Di kalangan masyarakat saat ini, memperindah tubuh dengan menggunakan tato tengah menjadi tren. Memang bagi sebagian besar orang, tato merupakan seni. Tapinya, anda juga perlu mengetahui bahaya tato itu sendiri bagi kesehatan.

Sebuah studi menyebutkan bahwa terdapat 1 dari 10 orang yang menggunakan tato mengalami masalah kulit yang cukup serius, seperti gatal-gatal, infeksi, maupun masalah kulit lainnya, seperti yang dipublikasikan dalam sebuah jurnal Contact Dermatitis. Tidak hanya itu, mereka yang terlibat di dalam studi ini juga menyatakan bahwa mereka mengalami komplikasi selama bertahun-tahun pasca tubuhnya ditato.

Marie Leger, seorang dokter kulit dari New York University Langone Medical Center menuturkan jika dirinya sama sekali tidak anti dengan tato, dan berpikiran bahwa tato itu sangat indah. Tapinya ia menghimbau agar masyarakat harus mengetahui resiko tato bagi kesehatan.

Bahaya tato mulai disadari Leger saat semakin banyak pasien yang berdatangan kepadanya akibat hal ini. Setelah melakukan beragam studi, Leger pun menyadari bahwa besar kemungkinan kejadian tersebut berkaitan dengan penggunaan tato.

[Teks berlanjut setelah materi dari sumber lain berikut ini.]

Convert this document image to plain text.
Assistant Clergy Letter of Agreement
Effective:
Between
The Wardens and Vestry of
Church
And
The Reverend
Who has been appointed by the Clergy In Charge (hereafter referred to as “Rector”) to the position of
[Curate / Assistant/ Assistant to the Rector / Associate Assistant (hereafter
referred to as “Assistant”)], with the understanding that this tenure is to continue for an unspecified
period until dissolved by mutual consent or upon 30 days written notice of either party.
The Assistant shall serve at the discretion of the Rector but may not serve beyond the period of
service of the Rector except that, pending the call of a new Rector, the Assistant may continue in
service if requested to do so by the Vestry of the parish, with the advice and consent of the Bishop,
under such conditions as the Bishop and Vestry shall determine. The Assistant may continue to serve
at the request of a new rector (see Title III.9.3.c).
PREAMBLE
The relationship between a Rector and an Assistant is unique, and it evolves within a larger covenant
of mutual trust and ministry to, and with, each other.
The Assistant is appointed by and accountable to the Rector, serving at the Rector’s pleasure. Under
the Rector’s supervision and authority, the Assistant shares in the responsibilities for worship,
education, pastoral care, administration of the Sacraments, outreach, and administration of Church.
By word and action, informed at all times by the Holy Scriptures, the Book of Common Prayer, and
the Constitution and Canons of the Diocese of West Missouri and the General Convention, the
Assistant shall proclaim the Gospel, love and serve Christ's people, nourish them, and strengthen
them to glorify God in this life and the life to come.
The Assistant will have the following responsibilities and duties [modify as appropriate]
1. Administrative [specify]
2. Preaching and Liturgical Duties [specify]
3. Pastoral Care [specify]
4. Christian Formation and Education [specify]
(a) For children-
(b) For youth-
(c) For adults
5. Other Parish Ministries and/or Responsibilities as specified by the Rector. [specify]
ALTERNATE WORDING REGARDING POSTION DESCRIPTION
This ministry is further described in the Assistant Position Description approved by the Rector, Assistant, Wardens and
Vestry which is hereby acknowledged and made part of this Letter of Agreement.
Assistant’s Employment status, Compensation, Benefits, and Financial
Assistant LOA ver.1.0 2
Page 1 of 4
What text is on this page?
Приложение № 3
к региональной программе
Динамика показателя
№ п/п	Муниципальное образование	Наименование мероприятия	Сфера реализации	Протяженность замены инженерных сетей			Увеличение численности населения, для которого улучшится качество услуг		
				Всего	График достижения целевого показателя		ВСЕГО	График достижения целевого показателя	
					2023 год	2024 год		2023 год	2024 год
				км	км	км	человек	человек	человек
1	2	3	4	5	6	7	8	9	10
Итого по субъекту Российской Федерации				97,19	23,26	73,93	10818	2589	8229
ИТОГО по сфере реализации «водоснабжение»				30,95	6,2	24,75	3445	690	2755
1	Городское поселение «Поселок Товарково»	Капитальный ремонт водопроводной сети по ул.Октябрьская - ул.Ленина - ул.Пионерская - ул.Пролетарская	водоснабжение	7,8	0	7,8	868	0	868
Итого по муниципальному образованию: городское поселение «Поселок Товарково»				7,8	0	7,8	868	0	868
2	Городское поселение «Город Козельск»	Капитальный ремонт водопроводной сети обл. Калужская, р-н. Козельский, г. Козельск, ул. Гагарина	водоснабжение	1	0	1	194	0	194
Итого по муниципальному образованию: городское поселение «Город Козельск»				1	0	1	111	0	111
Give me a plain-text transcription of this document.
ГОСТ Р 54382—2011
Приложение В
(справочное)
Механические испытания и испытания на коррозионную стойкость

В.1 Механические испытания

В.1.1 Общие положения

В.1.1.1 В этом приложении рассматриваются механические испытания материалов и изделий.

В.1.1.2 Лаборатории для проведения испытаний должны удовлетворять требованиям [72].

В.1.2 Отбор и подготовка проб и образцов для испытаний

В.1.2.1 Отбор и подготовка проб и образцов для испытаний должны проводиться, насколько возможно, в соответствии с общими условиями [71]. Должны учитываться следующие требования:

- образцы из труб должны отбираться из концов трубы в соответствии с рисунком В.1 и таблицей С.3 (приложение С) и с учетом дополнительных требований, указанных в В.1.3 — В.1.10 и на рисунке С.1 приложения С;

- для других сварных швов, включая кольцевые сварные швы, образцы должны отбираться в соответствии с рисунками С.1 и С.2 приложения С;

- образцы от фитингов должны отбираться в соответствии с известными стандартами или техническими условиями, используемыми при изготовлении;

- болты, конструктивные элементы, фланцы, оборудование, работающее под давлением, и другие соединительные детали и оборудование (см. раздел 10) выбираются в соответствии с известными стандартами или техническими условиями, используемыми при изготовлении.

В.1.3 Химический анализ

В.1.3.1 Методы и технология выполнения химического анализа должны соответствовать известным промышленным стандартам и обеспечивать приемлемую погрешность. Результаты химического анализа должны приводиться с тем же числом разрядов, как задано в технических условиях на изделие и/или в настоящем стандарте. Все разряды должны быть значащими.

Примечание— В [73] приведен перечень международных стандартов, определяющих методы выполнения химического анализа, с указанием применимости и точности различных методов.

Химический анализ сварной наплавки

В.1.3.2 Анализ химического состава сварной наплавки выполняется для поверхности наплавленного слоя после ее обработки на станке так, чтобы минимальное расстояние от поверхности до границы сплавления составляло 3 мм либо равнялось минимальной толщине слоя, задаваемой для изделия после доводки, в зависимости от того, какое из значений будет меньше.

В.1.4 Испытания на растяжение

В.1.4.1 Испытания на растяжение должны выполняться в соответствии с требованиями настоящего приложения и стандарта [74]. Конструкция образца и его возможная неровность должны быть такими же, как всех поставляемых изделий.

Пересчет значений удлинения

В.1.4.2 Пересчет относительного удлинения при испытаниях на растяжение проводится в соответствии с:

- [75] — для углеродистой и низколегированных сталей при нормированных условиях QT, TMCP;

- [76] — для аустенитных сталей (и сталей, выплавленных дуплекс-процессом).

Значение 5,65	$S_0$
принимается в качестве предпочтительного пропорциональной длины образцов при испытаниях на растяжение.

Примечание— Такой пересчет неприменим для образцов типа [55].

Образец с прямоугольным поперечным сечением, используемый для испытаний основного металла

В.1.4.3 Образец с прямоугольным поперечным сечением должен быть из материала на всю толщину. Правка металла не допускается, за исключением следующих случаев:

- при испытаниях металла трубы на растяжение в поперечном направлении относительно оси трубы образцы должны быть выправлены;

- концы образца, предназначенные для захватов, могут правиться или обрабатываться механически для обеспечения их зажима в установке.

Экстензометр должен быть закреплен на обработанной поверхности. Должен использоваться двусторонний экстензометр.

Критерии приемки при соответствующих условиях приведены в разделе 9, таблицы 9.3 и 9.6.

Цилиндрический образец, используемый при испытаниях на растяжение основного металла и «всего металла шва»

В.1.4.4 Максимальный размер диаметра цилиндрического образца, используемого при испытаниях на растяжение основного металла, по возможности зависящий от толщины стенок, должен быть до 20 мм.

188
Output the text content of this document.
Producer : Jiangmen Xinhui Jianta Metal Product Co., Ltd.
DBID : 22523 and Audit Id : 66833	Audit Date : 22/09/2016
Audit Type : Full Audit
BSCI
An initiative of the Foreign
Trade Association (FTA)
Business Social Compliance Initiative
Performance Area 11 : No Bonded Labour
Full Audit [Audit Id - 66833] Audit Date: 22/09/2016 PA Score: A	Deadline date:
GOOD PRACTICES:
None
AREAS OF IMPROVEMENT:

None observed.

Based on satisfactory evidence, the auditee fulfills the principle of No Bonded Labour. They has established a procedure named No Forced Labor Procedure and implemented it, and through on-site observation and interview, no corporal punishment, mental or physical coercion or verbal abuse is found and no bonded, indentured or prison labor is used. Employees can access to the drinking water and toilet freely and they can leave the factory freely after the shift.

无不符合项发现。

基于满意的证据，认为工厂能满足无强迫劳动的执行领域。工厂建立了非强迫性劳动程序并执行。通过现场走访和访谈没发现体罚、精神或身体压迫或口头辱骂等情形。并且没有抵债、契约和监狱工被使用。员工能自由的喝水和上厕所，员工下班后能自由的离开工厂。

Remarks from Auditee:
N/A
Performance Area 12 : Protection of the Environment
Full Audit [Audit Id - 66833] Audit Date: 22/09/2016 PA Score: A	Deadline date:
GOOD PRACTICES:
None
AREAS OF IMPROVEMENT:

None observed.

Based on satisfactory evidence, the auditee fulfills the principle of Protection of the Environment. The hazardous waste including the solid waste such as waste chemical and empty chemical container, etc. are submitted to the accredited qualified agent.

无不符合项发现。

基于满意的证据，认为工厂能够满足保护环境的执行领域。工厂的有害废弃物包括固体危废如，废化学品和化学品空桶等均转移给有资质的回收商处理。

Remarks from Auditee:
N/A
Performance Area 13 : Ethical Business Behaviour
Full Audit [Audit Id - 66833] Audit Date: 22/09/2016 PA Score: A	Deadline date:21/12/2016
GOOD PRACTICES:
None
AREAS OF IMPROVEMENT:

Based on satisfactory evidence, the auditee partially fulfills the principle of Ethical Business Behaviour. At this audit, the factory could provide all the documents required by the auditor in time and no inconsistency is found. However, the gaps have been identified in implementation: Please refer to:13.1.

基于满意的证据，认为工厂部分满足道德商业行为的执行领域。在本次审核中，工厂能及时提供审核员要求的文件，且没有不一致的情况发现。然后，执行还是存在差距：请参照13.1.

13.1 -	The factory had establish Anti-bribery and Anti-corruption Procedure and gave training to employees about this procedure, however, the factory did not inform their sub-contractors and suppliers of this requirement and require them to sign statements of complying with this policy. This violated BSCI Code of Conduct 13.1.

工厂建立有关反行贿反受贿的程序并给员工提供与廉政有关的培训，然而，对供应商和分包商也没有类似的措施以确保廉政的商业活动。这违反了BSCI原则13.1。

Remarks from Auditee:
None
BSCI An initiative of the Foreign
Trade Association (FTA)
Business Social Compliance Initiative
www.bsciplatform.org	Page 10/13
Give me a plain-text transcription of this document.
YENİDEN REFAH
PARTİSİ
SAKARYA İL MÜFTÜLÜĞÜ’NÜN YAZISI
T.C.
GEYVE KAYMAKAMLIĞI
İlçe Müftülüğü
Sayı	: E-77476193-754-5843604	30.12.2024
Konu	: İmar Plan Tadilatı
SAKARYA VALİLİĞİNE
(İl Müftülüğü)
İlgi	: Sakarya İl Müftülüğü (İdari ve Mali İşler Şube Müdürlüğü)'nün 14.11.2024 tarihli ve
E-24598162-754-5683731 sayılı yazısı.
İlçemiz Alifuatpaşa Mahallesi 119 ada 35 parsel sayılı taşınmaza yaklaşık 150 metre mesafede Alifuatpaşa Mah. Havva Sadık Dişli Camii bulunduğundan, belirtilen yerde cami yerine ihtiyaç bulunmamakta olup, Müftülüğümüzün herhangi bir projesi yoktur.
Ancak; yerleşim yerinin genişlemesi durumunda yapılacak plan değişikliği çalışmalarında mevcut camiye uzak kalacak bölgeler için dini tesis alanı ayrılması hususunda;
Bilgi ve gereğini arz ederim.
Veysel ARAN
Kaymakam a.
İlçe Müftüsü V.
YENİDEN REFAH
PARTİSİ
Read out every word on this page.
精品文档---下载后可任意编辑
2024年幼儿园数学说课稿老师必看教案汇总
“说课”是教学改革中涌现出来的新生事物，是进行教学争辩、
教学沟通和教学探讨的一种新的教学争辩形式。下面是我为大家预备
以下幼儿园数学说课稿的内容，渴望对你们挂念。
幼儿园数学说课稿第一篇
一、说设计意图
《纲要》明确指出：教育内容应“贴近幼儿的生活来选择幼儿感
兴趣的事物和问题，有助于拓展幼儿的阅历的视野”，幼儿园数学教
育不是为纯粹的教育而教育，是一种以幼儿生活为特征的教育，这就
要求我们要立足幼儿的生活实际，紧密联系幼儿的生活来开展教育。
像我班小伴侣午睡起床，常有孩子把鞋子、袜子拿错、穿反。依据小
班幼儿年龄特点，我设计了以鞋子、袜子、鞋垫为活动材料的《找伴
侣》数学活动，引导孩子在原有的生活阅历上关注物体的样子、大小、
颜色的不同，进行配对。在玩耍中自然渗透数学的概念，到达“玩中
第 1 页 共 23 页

Leger pun kembali melakukan penelitian dengan mengikutsertakan 300 orang yang menggunakan tato di Central Park New York, salah satunya dengan menanyakan masalah yang dialami setelah menggunakan tato. Sekitar 10 persennya dari mereka menyebutkan jika masalah terbanyak yang dialami adalah komplikasi, seperti infeksi, gatal-gatal, dan pembengkakan.

Leger memprediksikan komplikasi tersebut terjadi akibat warna hitam pada tato yang mengandung karbon, sementara warna merahnya itu adalah kandungan nitrogen. Tinta tersebut dapat menimbulkan beragam jenis reaksi pada orang-orang yang menggunakannya. Dibawah ini adalah beberapa bahaya tato bagi kesehatan yang sering terluputkan sebagian besar masyarakat.

1. Infeksi

Meski dalam pembuatannya tato dilakukan dengan sangat berhati-hati, tapinya dari beberapa kasus ada juga yang dilakukan dengan tidak steril. Pembuatan tato yang seperti ini miliki resiko terhadap infeksi hepatitis C dan juga HIV. Tak hanya itu, infeksi ini juga dapat menyebabkan sirosis, kemudian berlanjut menjadi kanker.

Pada tahun 2012, di New York telah terbukti bahaya tato bagi kesehatan, yakni terinfeksinya mikroba Mycobacterium Chelonae. Infeksi ini diakibatkan oleh penggunaan tato dengan tinta berwarna abu-abu yang telah terkontaminasi. Gejala yang dialami biasanya adanya pembengkakan dan radang pada bagian tubuh yang di tato.

2. Alergi

Ketika melakukan tato untuk pertama kalinya, memang jarang yang menimbulkan reaksi alergi. Tapinya, hal itu tidak mengartikan jika penggunaan tato tersebut aman sepenuhnya. Pasalnya alergi bisa dialami ketika melakukan tato selanjutnya. Pada dasarnya, bahaya tato yang satu ini dapat diluputkan dengan melakukan injeksi steroid. Namun ada pula kasus juga yang mengharuskan alergi akibat tato diatasi dengan cara operasi.

3. Kulit terbakar paparan sinar matahari

Pada dasarnya, beberapa jenis tinta tato didalamnya terkandung senyawa Cadmium. Kandungan ini mampu meningkatkan resiko terbakarnya kulit akibat paparan sinar matahari. Reaksi pada kulit ini banyak dijumpai pada mereka yang menggunakan tato bertinta warna biru, merah, hitam, dan juga kuning.

4. Reaksi Ion listrik

Pada tahun 2011, ditemukan sebuah laporan yang menyebutkan bahwa ada seorang pemain sepak bola yang mengalami luka bakar ketika menjalani Magnetic Resonance Imaging atau MRI. Luka bakar tersebut dijumpai pada bagian tubuh yang menggunakan tato bertinta warna hitam.

Dalam laporan tersebut juga disebutkan bahwa luka bakar tersebut terjadi akibat adanya arus listrik yang dihantarkan oleh tinta tato yang di dalamnya terkandung besi oksida. Tidak hanya warna hitam saja, tanto bertinta warna merah juga miliki kandungan besi yang tinggi. Untuk itu, bagi anda para pecinta tato, dianjurkan untuk tetap berhati-hati terkait bahaya tato yang ditimbulkannya.